今日はいつものように勉強会……ではなく、息抜きとして何故かリビングでテレビを見ていた。
それも美香が観たいといってきた海外のドラマシリーズ。
この前、映画館で見たやつのドラマ版が制作されていたらしく、しかも映画とドラマの世界は共通しているという、中々胸熱な設定なのだ。
ドラマ版は映画版の主人公以外にフォーカスを当てた作品で、スピンオフ的な物語だった。それがネットで配信されていたので、すぐさまそれを見始めた形だ。
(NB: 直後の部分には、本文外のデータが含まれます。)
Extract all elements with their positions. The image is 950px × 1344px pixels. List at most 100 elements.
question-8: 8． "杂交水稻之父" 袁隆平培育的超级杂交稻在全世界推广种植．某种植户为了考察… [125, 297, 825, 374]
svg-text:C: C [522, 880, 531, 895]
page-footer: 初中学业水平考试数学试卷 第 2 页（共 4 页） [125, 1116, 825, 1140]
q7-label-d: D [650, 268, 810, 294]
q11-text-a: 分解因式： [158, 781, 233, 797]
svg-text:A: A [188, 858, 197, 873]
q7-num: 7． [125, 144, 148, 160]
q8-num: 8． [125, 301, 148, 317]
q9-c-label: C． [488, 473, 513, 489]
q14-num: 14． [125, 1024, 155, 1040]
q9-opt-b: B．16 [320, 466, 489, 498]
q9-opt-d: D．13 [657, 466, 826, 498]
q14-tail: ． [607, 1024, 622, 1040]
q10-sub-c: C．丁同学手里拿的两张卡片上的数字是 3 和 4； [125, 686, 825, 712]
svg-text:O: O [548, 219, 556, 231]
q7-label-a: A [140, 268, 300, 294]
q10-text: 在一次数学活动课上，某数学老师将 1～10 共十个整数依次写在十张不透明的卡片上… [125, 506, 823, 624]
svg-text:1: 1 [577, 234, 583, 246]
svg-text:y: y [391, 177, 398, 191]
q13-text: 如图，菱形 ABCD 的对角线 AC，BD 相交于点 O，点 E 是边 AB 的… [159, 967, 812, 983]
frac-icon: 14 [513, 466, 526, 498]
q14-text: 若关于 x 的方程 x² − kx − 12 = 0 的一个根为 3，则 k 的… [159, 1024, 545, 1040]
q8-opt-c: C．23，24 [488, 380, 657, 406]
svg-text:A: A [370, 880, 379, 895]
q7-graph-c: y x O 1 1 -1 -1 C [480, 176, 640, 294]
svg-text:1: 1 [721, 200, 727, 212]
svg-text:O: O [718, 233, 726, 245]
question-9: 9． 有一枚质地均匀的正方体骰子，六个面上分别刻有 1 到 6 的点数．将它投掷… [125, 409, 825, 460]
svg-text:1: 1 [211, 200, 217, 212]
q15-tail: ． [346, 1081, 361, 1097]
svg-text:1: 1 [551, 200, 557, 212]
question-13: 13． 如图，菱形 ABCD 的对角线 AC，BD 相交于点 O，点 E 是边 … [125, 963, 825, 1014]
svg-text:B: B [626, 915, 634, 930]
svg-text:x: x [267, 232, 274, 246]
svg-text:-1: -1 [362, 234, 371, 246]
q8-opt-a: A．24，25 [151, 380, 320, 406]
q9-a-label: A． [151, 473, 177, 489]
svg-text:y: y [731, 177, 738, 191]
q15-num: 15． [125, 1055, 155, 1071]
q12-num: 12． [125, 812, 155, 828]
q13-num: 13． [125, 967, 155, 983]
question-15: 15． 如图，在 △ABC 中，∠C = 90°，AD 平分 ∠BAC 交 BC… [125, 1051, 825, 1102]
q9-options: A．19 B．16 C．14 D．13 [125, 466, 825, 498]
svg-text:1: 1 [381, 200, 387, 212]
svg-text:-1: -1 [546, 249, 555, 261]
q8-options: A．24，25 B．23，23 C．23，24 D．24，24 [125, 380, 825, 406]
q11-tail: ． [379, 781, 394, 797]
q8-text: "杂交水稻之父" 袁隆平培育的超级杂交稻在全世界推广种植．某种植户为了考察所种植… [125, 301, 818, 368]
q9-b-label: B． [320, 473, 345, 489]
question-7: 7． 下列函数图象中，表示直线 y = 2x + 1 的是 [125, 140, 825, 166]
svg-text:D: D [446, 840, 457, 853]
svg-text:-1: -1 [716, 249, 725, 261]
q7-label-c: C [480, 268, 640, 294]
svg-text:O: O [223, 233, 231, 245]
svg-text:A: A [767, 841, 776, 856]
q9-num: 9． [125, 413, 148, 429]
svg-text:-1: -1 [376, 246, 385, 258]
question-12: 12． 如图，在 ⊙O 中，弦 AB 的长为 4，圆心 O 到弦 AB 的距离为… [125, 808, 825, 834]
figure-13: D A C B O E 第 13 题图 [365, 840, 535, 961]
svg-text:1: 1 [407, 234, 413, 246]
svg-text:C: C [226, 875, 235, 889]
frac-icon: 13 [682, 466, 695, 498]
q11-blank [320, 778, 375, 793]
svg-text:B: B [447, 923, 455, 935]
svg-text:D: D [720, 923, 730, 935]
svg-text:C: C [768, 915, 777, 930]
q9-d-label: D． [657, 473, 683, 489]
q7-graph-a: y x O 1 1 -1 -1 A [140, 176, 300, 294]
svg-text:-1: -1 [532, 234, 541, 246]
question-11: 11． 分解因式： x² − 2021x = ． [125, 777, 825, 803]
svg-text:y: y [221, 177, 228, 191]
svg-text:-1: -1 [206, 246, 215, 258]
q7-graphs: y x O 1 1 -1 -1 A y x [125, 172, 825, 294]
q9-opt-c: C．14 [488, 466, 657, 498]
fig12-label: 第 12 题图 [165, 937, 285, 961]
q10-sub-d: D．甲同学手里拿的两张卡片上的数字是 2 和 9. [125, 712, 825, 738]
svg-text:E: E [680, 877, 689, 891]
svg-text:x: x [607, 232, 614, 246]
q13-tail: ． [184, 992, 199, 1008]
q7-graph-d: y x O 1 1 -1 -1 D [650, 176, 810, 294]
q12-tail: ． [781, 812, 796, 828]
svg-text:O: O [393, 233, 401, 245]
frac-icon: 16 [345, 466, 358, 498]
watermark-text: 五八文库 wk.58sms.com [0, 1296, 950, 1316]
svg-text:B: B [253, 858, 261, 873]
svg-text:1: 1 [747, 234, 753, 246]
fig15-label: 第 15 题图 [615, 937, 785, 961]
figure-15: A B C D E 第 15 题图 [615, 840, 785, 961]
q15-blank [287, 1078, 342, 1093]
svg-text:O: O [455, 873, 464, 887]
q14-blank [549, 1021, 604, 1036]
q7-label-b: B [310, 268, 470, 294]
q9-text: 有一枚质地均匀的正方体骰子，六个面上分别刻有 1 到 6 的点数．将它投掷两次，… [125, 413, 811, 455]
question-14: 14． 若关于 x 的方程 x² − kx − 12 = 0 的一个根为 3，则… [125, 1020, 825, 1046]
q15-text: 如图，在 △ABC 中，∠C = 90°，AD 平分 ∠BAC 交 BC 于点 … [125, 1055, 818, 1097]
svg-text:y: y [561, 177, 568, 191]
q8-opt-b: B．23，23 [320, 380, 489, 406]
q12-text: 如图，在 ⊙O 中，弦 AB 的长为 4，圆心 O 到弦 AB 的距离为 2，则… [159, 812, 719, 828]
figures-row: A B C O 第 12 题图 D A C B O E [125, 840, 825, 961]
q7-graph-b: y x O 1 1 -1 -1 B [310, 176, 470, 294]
勉強もせずにそんなことして大丈夫なのかよ。と思うが、美香が帰った後も復習はきちんとしているし、まぁ多少の娯楽も必要かなと思っている。これは甘やかしすぎかな……
「あ、今のうちに……」
エンドロールが流れている間におれはソファから立ち上がり、戸棚にあるお菓子と飲み物を補充しにいく。
そして、エンドロール終了と同時に再びソファに座る。
「よし、間に合った」
「ありがとう、助かるー。海斗って料理もできるし、気配りもできるし、何気にスペック高いよね。一緒に住んだら快適そう」
美香がそんなこと言うもんだから、おれは口に含んだお茶を勢いよく飲んでしまった。
危うく、気管に入りそうになってしまった。
いやまぁ、意識して発言はしてないんだろうけど、今のは中々やばいよな……
なんかドキドキした……
おれは心のうちを美香に悟られないようにしながら、ドラマの続きを見始めるのだった。
♦︎
「お待たせ」
すっかり慣れてしまったこの光景。
ウキウキとした表情でイスに座り、ご飯が運ばれてくるのを待つ美香。
「今日はカレーにしてみました」
「甘口?」
「あ、うん……」
やっぱり甘口だったか……
甘いもの好きだから、もしかしてと思ってたが、予想通りだったな。
「うん!美味しい!」
カレーを口に運んだ後、幸せそう顔を綻ばせる美香。
それを見て、おれはどこか幸せな気持ちになるのだった。
「おかわりあるからな」
「おかわり」
「って早くね!?」
まだ食べ始めて一分くらいしか経ってないけど!?
「カレーは飲み物だよ?」
「どこのフードファイターだよ……」
おれは苦笑いを浮かべつつ、皿におかわりを装うのだった。